The DARPA TIPSTER project

0
619

This note is the first of four papers in this issue describing the ongoing work connected with the DARPA TIPSTER Project. The note provides an overview of the project, and the next papers by three of the contractors involved in the project provide some details on the systems involved, and some of the initial results.The TIPSTER project is sponsored by the Software and Intelligent Systems Technology Office of the Defense Advanced Research Projects Agency (DARPA/SISTO) in an effort to significantly advance the state of the art in effective document detection (information retrieval) and data extraction from large, real-world data collections. The first two-year phase of the program is concerned with the development of algorithms for document retrieval, document routing, and data extraction that are both domain and language independent. A call for proposals was made in June of 1990, and contracts for the six participating groups were let in the fall of 1991. Three meetings have been held so far, with the first results presented in September of 1992.There are two separate, but connected parts of TIPSTER. The first part of the project, document detection, is concerned with retrieving relevant documents” from very large (3 gigabyte) collections of documents, both in a routing environment, and in an adhoc retrieval environment.

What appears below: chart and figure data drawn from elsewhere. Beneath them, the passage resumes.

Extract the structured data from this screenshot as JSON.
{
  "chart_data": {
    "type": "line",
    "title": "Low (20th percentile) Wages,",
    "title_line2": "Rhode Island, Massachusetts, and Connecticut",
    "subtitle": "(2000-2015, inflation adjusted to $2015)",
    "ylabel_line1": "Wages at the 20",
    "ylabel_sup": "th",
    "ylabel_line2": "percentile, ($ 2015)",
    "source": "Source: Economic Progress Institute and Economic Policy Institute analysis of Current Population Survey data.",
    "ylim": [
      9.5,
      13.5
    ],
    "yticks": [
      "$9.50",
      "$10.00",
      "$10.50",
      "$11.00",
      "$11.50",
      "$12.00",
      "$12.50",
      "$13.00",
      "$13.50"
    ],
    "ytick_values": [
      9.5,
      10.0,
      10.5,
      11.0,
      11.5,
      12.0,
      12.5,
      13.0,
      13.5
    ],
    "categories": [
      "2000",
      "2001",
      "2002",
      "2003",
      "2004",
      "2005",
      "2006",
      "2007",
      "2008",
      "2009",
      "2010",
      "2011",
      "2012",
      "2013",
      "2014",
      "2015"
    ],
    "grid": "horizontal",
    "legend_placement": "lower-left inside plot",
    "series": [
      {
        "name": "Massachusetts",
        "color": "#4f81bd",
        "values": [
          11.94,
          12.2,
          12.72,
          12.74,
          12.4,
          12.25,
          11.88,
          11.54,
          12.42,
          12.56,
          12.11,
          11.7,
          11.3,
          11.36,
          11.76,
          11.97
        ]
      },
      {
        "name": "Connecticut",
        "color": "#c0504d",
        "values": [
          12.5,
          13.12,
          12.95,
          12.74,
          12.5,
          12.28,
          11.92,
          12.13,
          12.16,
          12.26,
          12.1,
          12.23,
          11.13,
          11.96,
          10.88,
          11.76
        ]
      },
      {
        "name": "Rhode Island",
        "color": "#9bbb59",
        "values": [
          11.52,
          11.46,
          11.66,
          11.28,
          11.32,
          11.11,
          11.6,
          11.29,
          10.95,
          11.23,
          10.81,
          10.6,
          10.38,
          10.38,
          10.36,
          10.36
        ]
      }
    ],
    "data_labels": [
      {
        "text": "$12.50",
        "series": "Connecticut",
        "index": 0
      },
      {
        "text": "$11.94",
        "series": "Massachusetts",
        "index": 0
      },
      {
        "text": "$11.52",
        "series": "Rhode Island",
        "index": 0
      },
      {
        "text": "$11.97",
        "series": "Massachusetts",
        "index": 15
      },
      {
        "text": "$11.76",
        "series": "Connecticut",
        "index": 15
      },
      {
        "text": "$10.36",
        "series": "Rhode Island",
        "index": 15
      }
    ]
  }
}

The routing environment is similar to the document filtering or profile searches currently done in libraries, where a query topic is constant, and the documents are viewed as the incoming stream of publications. The adhoc part of the project is similar to the standard search done against static collections.The second part of the TIPSTER project is concerned with data extraction. Here it is assumed that there is a much smaller set of documents, presumed to be mostly relevant to a topic, and the goal is to extract information to fill a database. This database could then be used for many applications, such as question-answering systems, report writing, or data analysis. The data extraction part of TIPSTER is being done by groups using natural language understanding techniques, and this part will not be described in this issue.